Friday, July 8, 2016

The U.S. Food and Drug Administration (FDA) oversees the safety of most food sold in the United States. Part of this oversight includes inspecting imported foods at the border or port of entry for evidence of adulteration or misbranding. FDA uses risk-based criteria to determine which shipments are inspected, rather than a random sample. A recent ERS study examined patterns in FDA import refusals over 2005-2013 and compared results with an earlier study of data from 1998-2004. Compared with the earlier period, spices, flavors, and salts, as well as fishery and seafood products, had the largest increases in the number of violations per year for adulteration—problems relating to safety issues, packaging integrity, or sanitation.
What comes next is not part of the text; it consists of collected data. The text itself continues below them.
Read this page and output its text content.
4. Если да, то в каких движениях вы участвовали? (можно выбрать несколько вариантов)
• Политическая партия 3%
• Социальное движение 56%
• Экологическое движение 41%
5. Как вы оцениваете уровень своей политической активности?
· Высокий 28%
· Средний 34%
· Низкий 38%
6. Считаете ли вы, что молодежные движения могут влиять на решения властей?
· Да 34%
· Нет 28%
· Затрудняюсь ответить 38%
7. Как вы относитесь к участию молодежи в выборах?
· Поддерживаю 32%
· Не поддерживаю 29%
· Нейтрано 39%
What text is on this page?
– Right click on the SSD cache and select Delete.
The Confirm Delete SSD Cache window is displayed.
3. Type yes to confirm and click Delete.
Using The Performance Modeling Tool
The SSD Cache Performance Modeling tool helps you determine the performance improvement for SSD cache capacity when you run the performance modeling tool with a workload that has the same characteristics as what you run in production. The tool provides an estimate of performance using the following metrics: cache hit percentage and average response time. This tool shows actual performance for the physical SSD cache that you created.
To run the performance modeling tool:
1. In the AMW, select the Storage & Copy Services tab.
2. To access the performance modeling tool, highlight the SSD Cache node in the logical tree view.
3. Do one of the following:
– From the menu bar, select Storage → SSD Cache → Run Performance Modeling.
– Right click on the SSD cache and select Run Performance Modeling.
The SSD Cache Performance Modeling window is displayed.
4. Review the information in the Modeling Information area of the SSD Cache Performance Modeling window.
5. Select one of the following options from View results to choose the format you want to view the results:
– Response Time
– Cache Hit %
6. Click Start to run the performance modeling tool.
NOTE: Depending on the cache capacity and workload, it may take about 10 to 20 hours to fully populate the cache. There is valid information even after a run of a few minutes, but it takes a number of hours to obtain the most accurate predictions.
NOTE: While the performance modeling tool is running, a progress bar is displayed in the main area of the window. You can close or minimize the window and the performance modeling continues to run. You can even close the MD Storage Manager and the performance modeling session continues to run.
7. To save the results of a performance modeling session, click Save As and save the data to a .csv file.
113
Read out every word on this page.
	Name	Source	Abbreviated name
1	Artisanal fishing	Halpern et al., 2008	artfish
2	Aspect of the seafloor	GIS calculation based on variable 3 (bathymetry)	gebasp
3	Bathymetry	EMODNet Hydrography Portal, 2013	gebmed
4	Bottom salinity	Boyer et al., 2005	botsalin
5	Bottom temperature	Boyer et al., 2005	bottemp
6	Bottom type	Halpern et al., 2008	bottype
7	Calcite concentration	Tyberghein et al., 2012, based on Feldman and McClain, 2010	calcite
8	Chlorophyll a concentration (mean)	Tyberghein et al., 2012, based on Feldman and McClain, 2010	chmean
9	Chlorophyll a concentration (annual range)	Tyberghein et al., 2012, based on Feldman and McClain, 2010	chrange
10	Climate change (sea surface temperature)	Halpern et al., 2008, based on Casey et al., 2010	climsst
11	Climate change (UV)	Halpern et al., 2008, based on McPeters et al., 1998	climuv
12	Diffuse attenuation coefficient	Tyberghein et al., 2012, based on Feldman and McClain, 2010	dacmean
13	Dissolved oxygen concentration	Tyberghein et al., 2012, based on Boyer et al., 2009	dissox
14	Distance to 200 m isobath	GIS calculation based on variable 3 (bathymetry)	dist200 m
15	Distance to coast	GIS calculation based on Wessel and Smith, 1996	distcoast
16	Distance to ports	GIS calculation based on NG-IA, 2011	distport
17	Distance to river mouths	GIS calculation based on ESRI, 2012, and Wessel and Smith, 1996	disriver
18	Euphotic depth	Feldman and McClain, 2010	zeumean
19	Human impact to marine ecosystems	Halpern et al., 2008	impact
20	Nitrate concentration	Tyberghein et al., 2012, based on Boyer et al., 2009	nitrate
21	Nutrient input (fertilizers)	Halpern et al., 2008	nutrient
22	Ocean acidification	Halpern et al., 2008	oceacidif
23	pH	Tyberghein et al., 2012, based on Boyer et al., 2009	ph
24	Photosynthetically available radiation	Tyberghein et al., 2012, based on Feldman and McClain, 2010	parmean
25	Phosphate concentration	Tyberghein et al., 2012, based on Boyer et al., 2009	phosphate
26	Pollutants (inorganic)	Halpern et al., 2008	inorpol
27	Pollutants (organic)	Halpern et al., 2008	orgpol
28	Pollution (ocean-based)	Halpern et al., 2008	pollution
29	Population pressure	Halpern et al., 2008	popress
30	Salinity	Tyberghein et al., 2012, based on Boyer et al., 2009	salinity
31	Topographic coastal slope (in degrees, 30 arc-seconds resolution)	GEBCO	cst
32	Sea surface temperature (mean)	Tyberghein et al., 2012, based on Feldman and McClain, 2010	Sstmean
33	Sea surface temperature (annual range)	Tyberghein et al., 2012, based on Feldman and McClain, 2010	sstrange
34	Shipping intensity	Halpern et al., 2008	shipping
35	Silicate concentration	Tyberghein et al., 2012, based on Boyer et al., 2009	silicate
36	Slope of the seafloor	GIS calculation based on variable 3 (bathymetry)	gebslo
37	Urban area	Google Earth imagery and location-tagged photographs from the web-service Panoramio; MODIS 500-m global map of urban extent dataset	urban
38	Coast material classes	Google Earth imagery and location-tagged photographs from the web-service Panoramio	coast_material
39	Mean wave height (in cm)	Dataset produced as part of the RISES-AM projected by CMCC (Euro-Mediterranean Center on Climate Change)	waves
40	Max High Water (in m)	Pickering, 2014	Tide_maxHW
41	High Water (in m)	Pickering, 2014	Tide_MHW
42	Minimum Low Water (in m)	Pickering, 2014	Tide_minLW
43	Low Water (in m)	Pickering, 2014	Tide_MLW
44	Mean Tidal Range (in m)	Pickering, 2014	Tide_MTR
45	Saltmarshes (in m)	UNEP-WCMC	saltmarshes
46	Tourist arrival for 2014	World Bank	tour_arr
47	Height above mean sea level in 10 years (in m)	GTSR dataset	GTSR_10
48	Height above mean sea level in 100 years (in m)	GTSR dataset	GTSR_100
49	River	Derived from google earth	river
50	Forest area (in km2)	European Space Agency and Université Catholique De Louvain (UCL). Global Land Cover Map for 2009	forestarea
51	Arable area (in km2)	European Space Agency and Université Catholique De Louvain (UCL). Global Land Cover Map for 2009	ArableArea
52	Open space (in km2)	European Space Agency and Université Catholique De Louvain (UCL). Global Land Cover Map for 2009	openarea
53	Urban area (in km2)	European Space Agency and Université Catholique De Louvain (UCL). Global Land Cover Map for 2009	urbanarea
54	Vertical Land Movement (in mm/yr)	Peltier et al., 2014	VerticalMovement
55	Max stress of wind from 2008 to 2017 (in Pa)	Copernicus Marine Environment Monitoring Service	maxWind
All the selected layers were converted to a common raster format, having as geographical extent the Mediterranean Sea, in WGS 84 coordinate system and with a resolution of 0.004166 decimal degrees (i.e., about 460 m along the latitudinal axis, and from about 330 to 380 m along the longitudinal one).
In fishery and seafood products, the most common adulteration violations were for filth (visually apparent non-food material), the presence of Salmonella bacteria, and veterinary drug residues. In spices, flavors, and salts, the most common violation was for Salmonella. This chart is from “Patterns in FDA Imported Food Refusals Highlight Most Frequently Detected Problems” in ERS’s Amber Waves magazine, March 2016.

Adulteration violations continue to cause the most refusals of FDA-inspected food imports

Thursday, March 31, 2016

The U.S. Food and Drug Administration (FDA) is responsible for overseeing the safety of most food sold in the United States, including food imported from other countries. A recent ERS study examined patterns in FDA import refusals over 2005-13 and compared results with an earlier study of data from 1998-2004. In both time periods, the majority of violations were for adulteration—problems relating to poisonous ingredients, disease-causing bacteria and viruses (pathogens), unsafe color additives, pesticide residues, or filth (visually apparent non-food material). Two product groups—fishery/seafood products and spices/flavors/salts—were responsible for the majority of violations for Salmonella bacteria. Chemical adulteration, including pesticide residues, accounted for a slightly larger share of import refusals in 2005-13. Chemical adulteration is a common type of adulteration violation in fresh produce and fruit and vegetable products. Misbranding violations for false, misleading, or missing labels accounted for 41 percent of violations in 2005-13, up from 33 percent in 1998-2004. The data for this chart come from the ERS report, FDA Refusals of Imported Food Products by Country and Category, 2005–2013, released on March 28, 2016.